In “The Manifest Destiny of Artificial Intelligence” (The American Scientist, July-August 2012), Brian Hayes talks about the scaled-back expectations for artificial intelligence. Not that he quite puts it that way.
Will AI create mindlike machines, or will it show how much a mindless machine can do?
Fifty years later, problem-solving machines are a familiar presence in daily life. Computer programs suggest the best route through cross-town traffic, recommend movies you might like to see, recognize faces in photographs, transcribe your voicemail messages and translate documents from one language to another. As for checkers and chess, computers are not merely good players; they are unbeatable. Even on the television quiz show Jeopardy, the best human contestants were trounced by a computer.
In spite of these achievements, the status of artificial intelligence remains unsettled. We have many clever gadgets, but it’s not at all clear they add up to a “thinking machine.” Their methods and inner mechanisms seem nothing like human mental processes. Perhaps we should not be bragging about how smart our machines have become; rather, we should marvel at how much those machines accomplish without any genuine intelligence.

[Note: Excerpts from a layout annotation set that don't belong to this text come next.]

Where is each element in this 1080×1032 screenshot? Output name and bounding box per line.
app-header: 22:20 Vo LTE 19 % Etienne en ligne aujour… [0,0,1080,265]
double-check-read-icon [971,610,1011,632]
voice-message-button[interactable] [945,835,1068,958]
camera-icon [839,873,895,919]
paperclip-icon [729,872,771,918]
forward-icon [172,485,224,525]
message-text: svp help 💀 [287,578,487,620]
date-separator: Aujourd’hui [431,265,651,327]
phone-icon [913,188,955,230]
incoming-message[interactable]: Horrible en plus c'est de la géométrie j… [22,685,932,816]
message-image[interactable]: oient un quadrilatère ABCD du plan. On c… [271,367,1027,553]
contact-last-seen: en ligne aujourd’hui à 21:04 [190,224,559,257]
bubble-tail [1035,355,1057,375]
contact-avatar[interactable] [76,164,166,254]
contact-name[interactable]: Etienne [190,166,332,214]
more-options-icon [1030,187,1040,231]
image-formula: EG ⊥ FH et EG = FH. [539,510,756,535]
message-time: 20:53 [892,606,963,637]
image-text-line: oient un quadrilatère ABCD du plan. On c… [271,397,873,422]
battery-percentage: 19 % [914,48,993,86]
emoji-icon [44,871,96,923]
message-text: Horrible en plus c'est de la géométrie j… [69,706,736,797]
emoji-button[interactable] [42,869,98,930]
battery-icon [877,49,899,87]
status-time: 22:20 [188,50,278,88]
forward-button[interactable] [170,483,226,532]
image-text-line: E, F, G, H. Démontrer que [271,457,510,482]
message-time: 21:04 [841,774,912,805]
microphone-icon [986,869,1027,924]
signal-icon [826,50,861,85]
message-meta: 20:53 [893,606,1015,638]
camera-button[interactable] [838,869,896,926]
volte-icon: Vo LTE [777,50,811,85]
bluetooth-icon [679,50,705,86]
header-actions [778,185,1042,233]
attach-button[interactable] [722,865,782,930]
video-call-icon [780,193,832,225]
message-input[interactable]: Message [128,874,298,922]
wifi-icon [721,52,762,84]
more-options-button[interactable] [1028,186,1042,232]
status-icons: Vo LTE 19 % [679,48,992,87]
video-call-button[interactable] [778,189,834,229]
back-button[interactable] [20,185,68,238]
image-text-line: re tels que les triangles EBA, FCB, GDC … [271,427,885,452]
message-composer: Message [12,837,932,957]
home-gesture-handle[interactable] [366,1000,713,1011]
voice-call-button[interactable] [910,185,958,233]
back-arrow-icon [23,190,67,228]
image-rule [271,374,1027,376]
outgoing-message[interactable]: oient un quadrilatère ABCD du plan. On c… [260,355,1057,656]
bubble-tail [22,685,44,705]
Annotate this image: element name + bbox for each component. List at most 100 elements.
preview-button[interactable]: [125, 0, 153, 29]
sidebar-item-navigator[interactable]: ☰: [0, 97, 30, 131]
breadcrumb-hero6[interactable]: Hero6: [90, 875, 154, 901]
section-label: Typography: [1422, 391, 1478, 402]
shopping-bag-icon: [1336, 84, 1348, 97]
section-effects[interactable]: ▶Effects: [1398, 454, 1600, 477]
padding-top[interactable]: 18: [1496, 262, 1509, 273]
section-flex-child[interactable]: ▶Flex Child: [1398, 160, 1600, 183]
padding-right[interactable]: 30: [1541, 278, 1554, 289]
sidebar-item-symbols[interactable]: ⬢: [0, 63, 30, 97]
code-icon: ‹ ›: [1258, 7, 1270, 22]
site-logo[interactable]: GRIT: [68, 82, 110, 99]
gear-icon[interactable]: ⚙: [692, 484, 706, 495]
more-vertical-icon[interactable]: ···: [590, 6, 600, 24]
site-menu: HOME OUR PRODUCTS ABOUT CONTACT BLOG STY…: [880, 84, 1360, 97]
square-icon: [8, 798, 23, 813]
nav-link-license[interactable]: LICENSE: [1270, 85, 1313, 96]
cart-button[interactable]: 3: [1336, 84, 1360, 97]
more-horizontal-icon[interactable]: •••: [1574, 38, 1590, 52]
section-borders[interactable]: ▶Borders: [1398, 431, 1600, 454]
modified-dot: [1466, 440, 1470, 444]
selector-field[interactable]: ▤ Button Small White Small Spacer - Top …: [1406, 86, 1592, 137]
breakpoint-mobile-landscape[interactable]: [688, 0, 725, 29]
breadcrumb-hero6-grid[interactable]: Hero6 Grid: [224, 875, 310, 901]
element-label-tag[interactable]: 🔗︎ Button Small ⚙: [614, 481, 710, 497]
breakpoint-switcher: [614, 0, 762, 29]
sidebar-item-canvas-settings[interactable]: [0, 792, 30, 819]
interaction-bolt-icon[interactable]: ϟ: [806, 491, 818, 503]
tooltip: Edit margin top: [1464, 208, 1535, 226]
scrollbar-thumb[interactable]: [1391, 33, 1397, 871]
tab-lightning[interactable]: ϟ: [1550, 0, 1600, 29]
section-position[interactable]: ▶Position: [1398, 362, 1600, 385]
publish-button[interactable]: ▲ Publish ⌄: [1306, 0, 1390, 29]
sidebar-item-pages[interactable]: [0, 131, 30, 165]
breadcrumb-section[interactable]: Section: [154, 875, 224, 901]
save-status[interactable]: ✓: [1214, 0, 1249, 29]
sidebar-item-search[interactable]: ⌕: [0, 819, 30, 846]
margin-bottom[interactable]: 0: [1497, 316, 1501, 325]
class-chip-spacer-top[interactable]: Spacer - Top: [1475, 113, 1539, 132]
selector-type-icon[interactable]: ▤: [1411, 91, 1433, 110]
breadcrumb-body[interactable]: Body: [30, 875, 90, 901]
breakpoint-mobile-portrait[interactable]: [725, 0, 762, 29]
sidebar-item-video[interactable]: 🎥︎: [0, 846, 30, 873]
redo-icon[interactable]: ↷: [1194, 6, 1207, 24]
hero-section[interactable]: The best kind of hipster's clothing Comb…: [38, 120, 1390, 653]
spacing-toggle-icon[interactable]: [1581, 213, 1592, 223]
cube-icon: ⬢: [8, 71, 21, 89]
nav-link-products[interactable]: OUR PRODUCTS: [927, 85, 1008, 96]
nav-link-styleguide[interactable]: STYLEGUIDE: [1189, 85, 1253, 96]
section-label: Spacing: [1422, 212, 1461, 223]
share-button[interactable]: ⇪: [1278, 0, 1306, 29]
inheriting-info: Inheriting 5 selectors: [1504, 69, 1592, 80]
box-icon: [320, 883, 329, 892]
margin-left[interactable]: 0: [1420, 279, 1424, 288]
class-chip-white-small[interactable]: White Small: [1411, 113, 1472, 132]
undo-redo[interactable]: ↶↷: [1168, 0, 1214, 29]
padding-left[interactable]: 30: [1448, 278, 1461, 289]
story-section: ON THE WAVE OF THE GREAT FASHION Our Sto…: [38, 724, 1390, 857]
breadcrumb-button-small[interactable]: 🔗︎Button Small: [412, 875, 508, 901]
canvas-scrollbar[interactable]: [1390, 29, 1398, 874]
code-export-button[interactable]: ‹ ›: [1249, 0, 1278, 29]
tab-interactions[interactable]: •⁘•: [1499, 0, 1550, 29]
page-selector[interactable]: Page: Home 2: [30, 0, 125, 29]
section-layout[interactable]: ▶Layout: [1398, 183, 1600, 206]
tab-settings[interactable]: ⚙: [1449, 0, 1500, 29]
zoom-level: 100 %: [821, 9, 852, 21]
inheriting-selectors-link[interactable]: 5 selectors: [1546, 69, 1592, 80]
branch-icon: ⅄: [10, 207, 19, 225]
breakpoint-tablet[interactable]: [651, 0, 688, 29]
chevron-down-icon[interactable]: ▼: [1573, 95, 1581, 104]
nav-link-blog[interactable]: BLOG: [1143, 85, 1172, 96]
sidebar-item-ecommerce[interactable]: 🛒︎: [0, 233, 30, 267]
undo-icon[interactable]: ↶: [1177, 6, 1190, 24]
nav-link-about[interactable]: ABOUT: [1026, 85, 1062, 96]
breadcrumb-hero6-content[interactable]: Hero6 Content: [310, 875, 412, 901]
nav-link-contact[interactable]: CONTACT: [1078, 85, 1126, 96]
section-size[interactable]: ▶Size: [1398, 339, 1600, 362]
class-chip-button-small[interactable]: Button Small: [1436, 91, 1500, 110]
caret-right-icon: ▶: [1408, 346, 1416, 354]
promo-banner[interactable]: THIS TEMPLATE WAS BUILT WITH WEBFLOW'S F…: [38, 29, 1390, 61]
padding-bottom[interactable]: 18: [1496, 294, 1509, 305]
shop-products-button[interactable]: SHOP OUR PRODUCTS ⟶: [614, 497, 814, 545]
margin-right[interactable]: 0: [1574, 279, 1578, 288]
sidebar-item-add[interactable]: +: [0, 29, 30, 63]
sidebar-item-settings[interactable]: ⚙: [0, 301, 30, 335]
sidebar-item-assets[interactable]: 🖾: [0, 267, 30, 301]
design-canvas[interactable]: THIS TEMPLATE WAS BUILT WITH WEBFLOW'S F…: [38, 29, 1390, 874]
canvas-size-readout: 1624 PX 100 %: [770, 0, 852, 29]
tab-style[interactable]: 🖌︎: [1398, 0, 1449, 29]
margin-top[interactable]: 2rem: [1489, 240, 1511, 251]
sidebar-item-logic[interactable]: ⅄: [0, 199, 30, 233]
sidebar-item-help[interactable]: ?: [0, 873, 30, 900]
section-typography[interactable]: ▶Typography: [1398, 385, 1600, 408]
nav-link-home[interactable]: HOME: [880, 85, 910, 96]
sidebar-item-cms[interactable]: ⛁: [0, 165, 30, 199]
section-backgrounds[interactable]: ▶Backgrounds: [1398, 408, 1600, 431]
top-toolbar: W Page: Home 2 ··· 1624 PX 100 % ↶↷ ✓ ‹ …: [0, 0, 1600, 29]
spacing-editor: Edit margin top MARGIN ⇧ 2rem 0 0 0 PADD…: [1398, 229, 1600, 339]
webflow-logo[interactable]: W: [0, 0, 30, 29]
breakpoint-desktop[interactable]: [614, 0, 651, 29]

But why can it do work without intelligence? A hint here:
Writing in Nature last year, Etzioni remarked, “The main obstacle to the paradigm shift from information retrieval to question answering seems to be a curious lack of ambition and imagination.” I disagree. I think the main obstacle is that keyword search, though roundabout and imprecise, has proved to be a remarkably effective way to discover stuff. In the case of my baseball question, Google led me straight to the answer: On July 5, 1960, the Red Sox lost to the Orioles, 9 to 4. Once again, shallow methods that look only at the superficial structure of a problem seem to be outperforming deeper analysis.
In fact, the machine needs no genuine intelligence because it is automating the work of a human being who has both intelligence and purpose. Whose mind almost certainly does not work in the same way as the machine anyway.